Ao explorar os símbolos que compõem a identidade de Ribeirão Preto, o antropólogo destaca a inscrição em latim no brasão da cidade, Bandeirantium Ager, termo para Terra de Bandeirante, remontando à época de ocupação territorial. No entanto, diz, essa perspectiva não deixa espaço para a história de povos nativos e exclui da narrativa oficial da cidade outras experiências de vida e culturas que existiram na região e que foram perdidas devido ao avanço do agronegócio, urbanização e êxodo rural, como a Folia de Reis.

Nesse contexto, para Moro, o documentário emerge como uma tentativa de desafiar essa narrativa única, buscando mostrar para além do domínio do agronegócio. “Tem outras experiências que seguem pulsantes, outras formas de vida que se recolocam no contexto urbano e se reconfiguram, que ganham sobrevida, se transformam e conquistam espaço.” 

Mesmo diante das transformações, a fé nos Santos Reis e a tradição da folia permanecem como elementos que constroem comunidade, segundo o documentarista, em uma celebração anual que alcança cerca de 500 pessoas.
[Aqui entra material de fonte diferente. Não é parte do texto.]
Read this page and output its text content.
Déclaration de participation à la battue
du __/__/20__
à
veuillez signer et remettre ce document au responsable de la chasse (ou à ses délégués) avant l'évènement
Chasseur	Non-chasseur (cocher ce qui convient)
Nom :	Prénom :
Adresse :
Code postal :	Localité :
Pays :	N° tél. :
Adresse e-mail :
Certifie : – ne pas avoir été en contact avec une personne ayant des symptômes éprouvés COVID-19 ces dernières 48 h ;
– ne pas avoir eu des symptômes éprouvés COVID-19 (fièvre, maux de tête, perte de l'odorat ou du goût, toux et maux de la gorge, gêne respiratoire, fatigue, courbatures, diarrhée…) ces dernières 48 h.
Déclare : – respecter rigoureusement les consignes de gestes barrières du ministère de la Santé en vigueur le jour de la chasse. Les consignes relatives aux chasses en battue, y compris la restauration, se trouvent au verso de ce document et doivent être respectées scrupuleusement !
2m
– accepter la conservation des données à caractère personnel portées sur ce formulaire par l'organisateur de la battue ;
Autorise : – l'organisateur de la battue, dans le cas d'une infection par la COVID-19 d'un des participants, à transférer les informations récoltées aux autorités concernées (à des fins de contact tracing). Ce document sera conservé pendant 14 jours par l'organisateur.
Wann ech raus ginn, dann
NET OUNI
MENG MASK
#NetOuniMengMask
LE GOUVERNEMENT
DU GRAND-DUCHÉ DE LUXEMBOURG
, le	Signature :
A festa, construída comunitariamente, reflete a continuidade e a adaptação dessa tradição no contexto urbano de Ribeirão Preto.
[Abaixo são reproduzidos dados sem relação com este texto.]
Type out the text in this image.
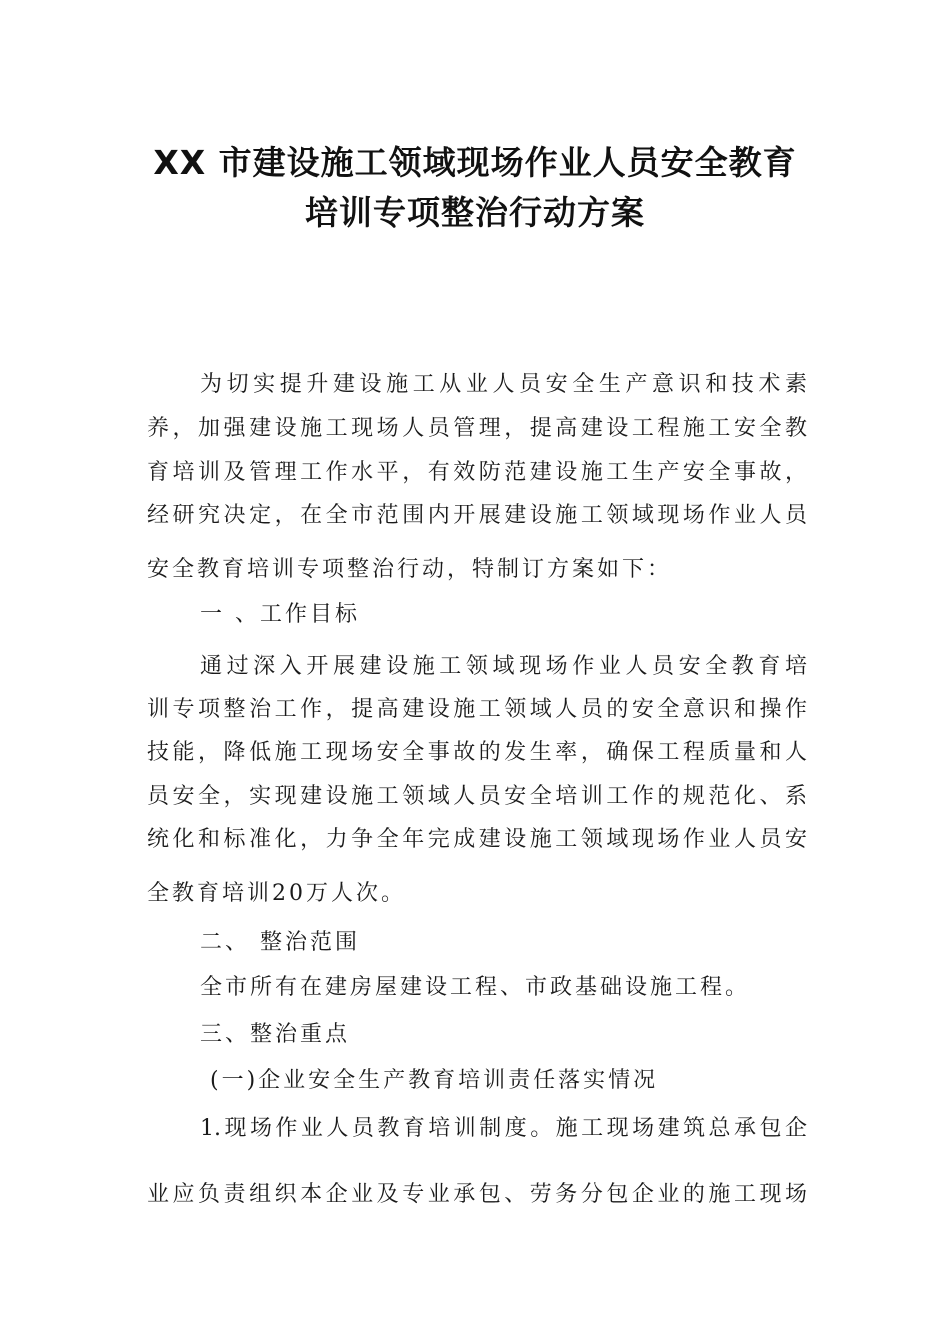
XX 市建设施工领域现场作业人员安全教育
培训专项整治行动方案
为切实提升建设施工从业人员安全生产意识和技术素
养，加强建设施工现场人员管理，提高建设工程施工安全教
育培训及管理工作水平，有效防范建设施工生产安全事故，
经研究决定，在全市范围内开展建设施工领域现场作业人员
安全教育培训专项整治行动，特制订方案如下：
一 、工作目标
通过深入开展建设施工领域现场作业人员安全教育培
训专项整治工作，提高建设施工领域人员的安全意识和操作
技能，降低施工现场安全事故的发生率，确保工程质量和人
员安全，实现建设施工领域人员安全培训工作的规范化、系
统化和标准化，力争全年完成建设施工领域现场作业人员安
全教育培训20万人次。
二、 整治范围
全市所有在建房屋建设工程、市政基础设施工程。
三、整治重点
(一)企业安全生产教育培训责任落实情况
1.现场作业人员教育培训制度。施工现场建筑总承包企
业应负责组织本企业及专业承包、劳务分包企业的施工现场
30º Encontro Nacional de Folia de Reis
27/1, sábado – Exibição do documentário Andanças da Fé, às 19h.
Local: Praça José Rossi, Vila Virgínia.

28/1, domingo – Às 9h celebração de missa.
Às 10h, hasteamento das bandeiras.
Entre 10h30 e 21h30, apresentações de cerca de 30 Companhias de Reis e Congadas de Ribeirão Preto e região. Às 16h30, encenação do presépio vivo.
Local: Praça José Rossi, Vila Virgínia.

Eventos abertos ao público e gratuitos.